— Вы правы, но в нем столько благородства, его пропорции так строги… А что касается куполов то я надеюсь показать вам здесь, в Париже, один из замечательнейших куполов, ничем не уступающих даже куполам Палладио. Я имею в виду новый Хлебный рынок.

— Хлебный рынок?

— Да, Хлебный рынок. Вы его еще не видели, поэтому не можете представить все совершенство этой восхитительной ротонды, построенной на несущей конструкции совершенно нового типа.

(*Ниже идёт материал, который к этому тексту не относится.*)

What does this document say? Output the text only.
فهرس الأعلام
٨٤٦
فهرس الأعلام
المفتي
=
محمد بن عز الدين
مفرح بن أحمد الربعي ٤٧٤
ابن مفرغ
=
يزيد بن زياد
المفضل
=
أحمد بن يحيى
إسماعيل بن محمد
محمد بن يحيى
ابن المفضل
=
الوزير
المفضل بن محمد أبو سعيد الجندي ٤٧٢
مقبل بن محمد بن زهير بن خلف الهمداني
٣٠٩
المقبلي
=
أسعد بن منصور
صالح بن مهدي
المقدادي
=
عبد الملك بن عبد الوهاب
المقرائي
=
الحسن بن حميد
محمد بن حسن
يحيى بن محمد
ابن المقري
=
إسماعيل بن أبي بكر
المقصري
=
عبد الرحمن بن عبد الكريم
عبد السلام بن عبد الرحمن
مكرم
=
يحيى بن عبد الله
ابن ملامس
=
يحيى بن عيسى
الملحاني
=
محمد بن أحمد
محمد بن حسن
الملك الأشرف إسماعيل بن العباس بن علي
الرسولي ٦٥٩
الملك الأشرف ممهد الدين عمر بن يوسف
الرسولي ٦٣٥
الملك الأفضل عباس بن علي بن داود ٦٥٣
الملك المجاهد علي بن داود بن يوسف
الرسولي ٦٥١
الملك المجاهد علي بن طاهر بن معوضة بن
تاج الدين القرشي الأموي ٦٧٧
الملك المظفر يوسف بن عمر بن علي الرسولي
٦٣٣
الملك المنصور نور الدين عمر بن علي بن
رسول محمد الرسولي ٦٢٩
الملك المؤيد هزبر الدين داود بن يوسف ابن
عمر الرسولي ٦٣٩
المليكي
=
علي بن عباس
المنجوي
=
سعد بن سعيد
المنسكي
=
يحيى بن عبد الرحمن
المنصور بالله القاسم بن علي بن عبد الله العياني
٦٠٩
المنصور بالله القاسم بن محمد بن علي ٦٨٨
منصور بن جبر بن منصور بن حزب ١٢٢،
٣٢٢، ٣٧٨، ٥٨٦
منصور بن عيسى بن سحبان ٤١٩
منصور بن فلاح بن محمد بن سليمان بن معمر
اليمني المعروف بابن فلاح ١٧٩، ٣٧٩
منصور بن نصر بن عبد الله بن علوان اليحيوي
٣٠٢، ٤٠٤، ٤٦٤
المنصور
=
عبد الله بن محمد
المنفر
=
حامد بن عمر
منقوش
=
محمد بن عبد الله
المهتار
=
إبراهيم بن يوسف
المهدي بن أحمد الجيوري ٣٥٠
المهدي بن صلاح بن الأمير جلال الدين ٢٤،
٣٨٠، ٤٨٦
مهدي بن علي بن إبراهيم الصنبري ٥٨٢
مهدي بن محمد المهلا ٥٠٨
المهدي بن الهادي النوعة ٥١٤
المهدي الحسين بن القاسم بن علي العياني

Когда-нибудь я обязательно сделаю с него чертеж и пошлю в Ричмонд, в мой любимый город, быть может, при строительстве Капитолия он пригодится. Да и мой собственный дом в Монтевидео пора перестраивать, а купол придаст ему больше благородства и стройности… Но я увлекся, вернемся к вашим планам. Вы, конечно, хотите посмотреть все, что есть наиболее интересного в современной архитектуре Парижа: павильоны, построенные Леду для таможенной службы, новую церковь Сен-Филипп-дю-Руль, конюшни графа д'Артуа и, конечно, замечательный особняк принца Сальма с его знаменитыми садами, спускающимися к реке…

Когда Джефферсон садился на любимого конька, остановить его было невозможно. Жиль перестал слушать и погрузился в собственные мысли.

Он не любил ни архитектуру, ни огородничество и посещал американского министра главным образом для того, чтобы зарекомендовать себя гражданином великой западной республики. С каждым днем он все больше и больше чувствовал себя американцем. Тим Токер, уезжая на родину, не уставал повторять другу:

«Дом господина Джефферсона — это маленький уголок Виргинии в Париже. Если будешь туда ходить, ты привыкнешь и почувствуешь себя американцем. А это может пригодиться, если ты решишь приехать в Провиданс за наследством старого Вогана».

Мысль навсегда оставить Францию и поселиться в Америке одно время сильно занимала Жиля. Воображение рисовало ему маленького мальчика — сероглазого ирокеза со светлыми волосами, живущего где-то в стране могавков. Еще ни разу не видев своего сына, Турнемин уже любил его и не мог сопротивляться желанию найти его. Но он прекрасно понимал, что, пока Жюдит остается пленницей Сен-Дени, уехать из Франции он не сможет.

Сколько раз направлял он своего верного Мерлина к монастырю Сен-Дени, сколько раз, оглядывая его немые стены, он надеялся, что они рухнут, как рухнули стены Иерихона от звука труб Иисуса Но ничего не происходило, монастырь стоял нерушимо. Жиль возвращался домой более опечаленный, чем когда уезжал из него. И, чтобы забыть о своих мучениях, которые королева не спешила прекратить, он бросался в объятья госпожи де Бальби и там находил успокоение.

Его горе усугублялось еще и тем, что с памятного события в Сен-Порте король ни разу не вспомнил о нем. Мнимый Джон Воган продолжал вести светскую жизнь и ежедневно спрашивал себя, не забыли ли о нем в Версале….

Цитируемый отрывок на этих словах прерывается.